Wednesday, January 13, 2010

Waste

Last night was my grandma's birthday, so we had a family dinner at a local restaurant (with the absolute best soup-and-salad bar in the area). Li'l Sis and I both left chocolate on the table, uneaten, and she got chided for it (I think they have all given up on trying to impact my eating habits. Yay.) The thing is, though...chocolate is not sacred. No food is.

When I make a dress, I buy a length of fabric, and inevitably, I throw a bunch in the garbage--the scraps. Am I wasting them? Of course not. Those pieces of fabric would get in the way of creating a well-fitting, flattering garment.

When an artist sculpts something out of clay, there's scraping, trimming, and tossing. Is that waste? No, if the artist were forced to incorporate every bit of clay from the block, we'd have an ugly masterpiece, indeed.

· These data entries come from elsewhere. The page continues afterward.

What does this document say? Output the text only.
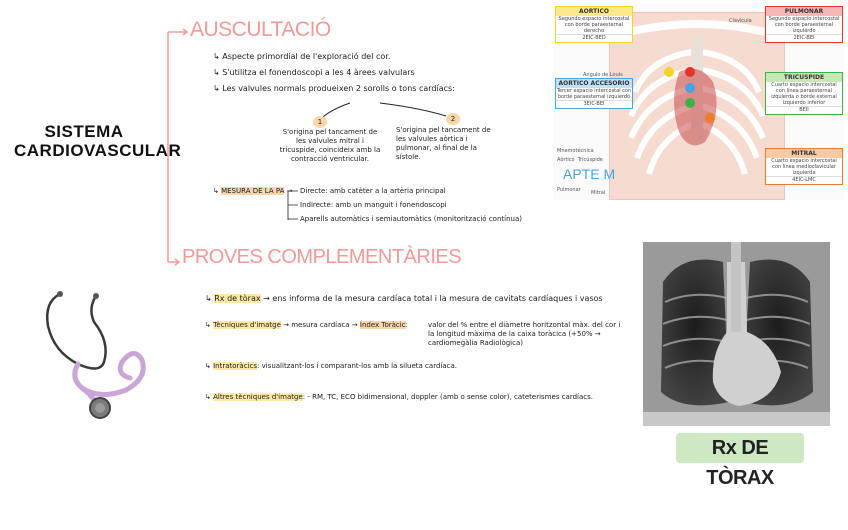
SISTEMA CARDIOVASCULAR
AUSCULTACIÓ
↳ Aspecte primordial de l'exploració del cor.
↳ S'utilitza el fonendoscopi a les 4 àrees valvulars
↳ Les valvules normals produeixen 2 sorolls o tons cardíacs:
1
S'origina pel tancament de les valvules mitral i tricuspide, coincideix amb la contracció ventricular.
2
S'origina pel tancament de les valvules aòrtica i pulmonar, al final de la sístole.
↳ MESURA DE LA PA → Directe: amb catèter a la artèria principal
Indirecte: amb un manguit i fonendoscopi
Aparells automàtics i semiautomàtics (monitorització contínua)
PROVES COMPLEMENTÀRIES
↳ Rx de tòrax → ens informa de la mesura cardíaca total i la mesura de cavitats cardíaques i vasos
↳ Tècniques d'imatge → mesura cardíaca → Índex Toràcic:	valor del % entre el diàmetre horitzontal màx. del cor i la longitud màxima de la caixa toràcica (+50% → cardiomegàlia Radiològica)
↳ Intratoràcics: visualitzant-los i comparant-los amb la silueta cardíaca.
↳ Altres tècniques d'imatge: - RM, TC, ECO bidimensional, doppler (amb o sense color), cateterismes cardíacs.
AORTICO
Segundo espacio intercostal con borde paraesternal derecho
2EIC-BED
PULMONAR
Segundo espacio intercostal con borde paraesternal izquierdo
2EIC-BEI
AORTICO ACCESORIO
Tercer espacio intercostal con borde paraesternal izquierdo
3EIC-BEI
TRICUSPIDE
Cuarto espacio intercostal con línea paraesternal izquierda o borde esternal izquierdo inferior
BEII
MITRAL
Cuarto espacio intercostal con línea medioclavicular izquierda
4EIC-LMC
Clavícula
Angulo de Louis
Mnemotécnica
Aórtico  Tricúspide
APTE M
Pulmonar Mitral
Rx DE TÒRAX
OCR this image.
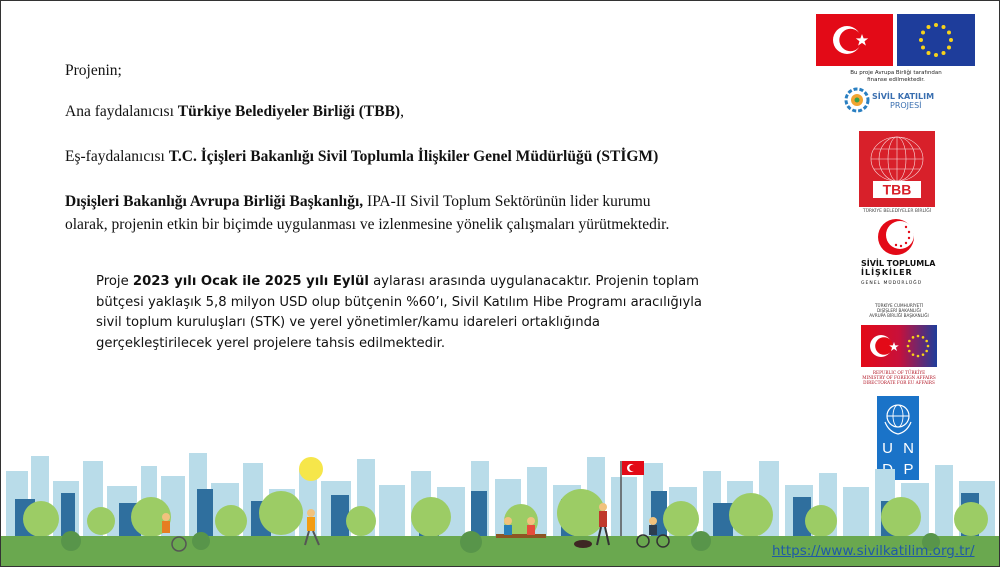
Projenin;

Ana faydalanıcısı Türkiye Belediyeler Birliği (TBB),

Eş-faydalanıcısı T.C. İçişleri Bakanlığı Sivil Toplumla İlişkiler Genel Müdürlüğü (STİGM)

Dışişleri Bakanlığı Avrupa Birliği Başkanlığı, IPA-II Sivil Toplum Sektörünün lider kurumu
olarak, projenin etkin bir biçimde uygulanması ve izlenmesine yönelik çalışmaları yürütmektedir.

Proje 2023 yılı Ocak ile 2025 yılı Eylül aylarası arasında uygulanacaktır. Projenin toplam
bütçesi yaklaşık 5,8 milyon USD olup bütçenin %60’ı, Sivil Katılım Hibe Programı aracılığıyla
sivil toplum kuruluşları (STK) ve yerel yönetimler/kamu idareleri ortaklığında
gerçekleştirilecek yerel projelere tahsis edilmektedir.
Bu proje Avrupa Birliği tarafından
finanse edilmektedir.
SİVİL KATILIM
PROJESİ
TBB
TÜRKİYE BELEDİYELER BİRLİĞİ
SİVİL TOPLUMLA
İLİŞKİLER
GENEL MÜDÜRLÜĞÜ
TÜRKİYE CUMHURİYETİ
DIŞİŞLERİ BAKANLIĞI
AVRUPA BİRLİĞİ BAŞKANLIĞI
REPUBLIC OF TÜRKİYE
MINISTRY OF FOREIGN AFFAIRS
DIRECTORATE FOR EU AFFAIRS
U N
P
https://www.sivilkatilim.org.tr/
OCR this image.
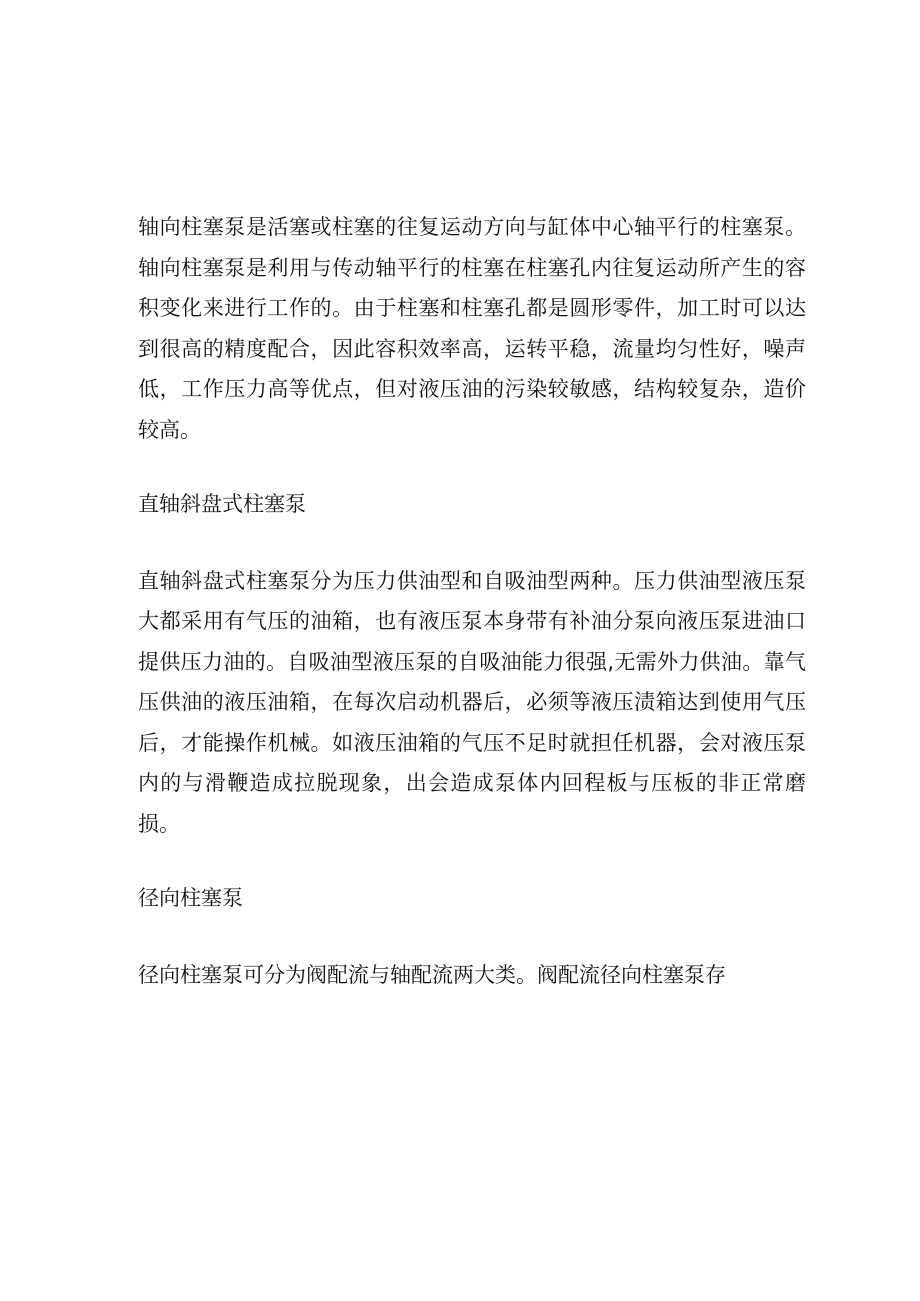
轴向柱塞泵是活塞或柱塞的往复运动方向与缸体中心轴平行的柱塞泵。轴向柱塞泵是利用与传动轴平行的柱塞在柱塞孔内往复运动所产生的容积变化来进行工作的。由于柱塞和柱塞孔都是圆形零件，加工时可以达到很高的精度配合，因此容积效率高，运转平稳，流量均匀性好，噪声低，工作压力高等优点，但对液压油的污染较敏感，结构较复杂，造价较高。

直轴斜盘式柱塞泵

直轴斜盘式柱塞泵分为压力供油型和自吸油型两种。压力供油型液压泵大都采用有气压的油箱，也有液压泵本身带有补油分泵向液压泵进油口提供压力油的。自吸油型液压泵的自吸油能力很强,无需外力供油。靠气压供油的液压油箱，在每次启动机器后，必须等液压渍箱达到使用气压后，才能操作机械。如液压油箱的气压不足时就担任机器，会对液压泵内的与滑鞭造成拉脱现象，出会造成泵体内回程板与压板的非正常磨损。

径向柱塞泵

径向柱塞泵可分为阀配流与轴配流两大类。阀配流径向柱塞泵存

Haircuts, woodworking, scrapbooking, even a little child's artwork--all of it involves tossing the extraneous material. Why should a meal be any different? If the aim of eating a meal is physical and emotional satisfaction, and giving energy to the body, then there are times-many times for some-when that means leaving food on the plate. The broccoli is bitter, the chocolate is too sweet or not tasty enough, the stomach is simply not asking for quite that much food...I would really like to see 'wasted' food seen in the same light as tossing the fabric scraps, trimming the clay away and sanding the wood, rather than the all-too-common moral imperative to clean one's plate. Not to mention the fact that if you aren't hungry and you eat the food just to get it eaten...it's still wasted, only you still have to deal with it.

2 comments:

MJ said...

I agree that if you eat food that you don't need and won't enjoy, it is just as wasted as if you threw it in the garbage -- maybe moreso, because it could make you feel sick. However, I'm big on NOT wasting resources, be it food or fabric or paper or gas. Why take more food than you want? Why drive a big car if a small car will do? Why print a 700-page report if you can read it on-line? And why not take leftovers home for later? Yum!

Jenny-Fair said...

I usually take leftovers home (unless they just aren't worth the paper bag, lol) but I am not opposed to throwing something out or letting a child leave something on their plate. It just food.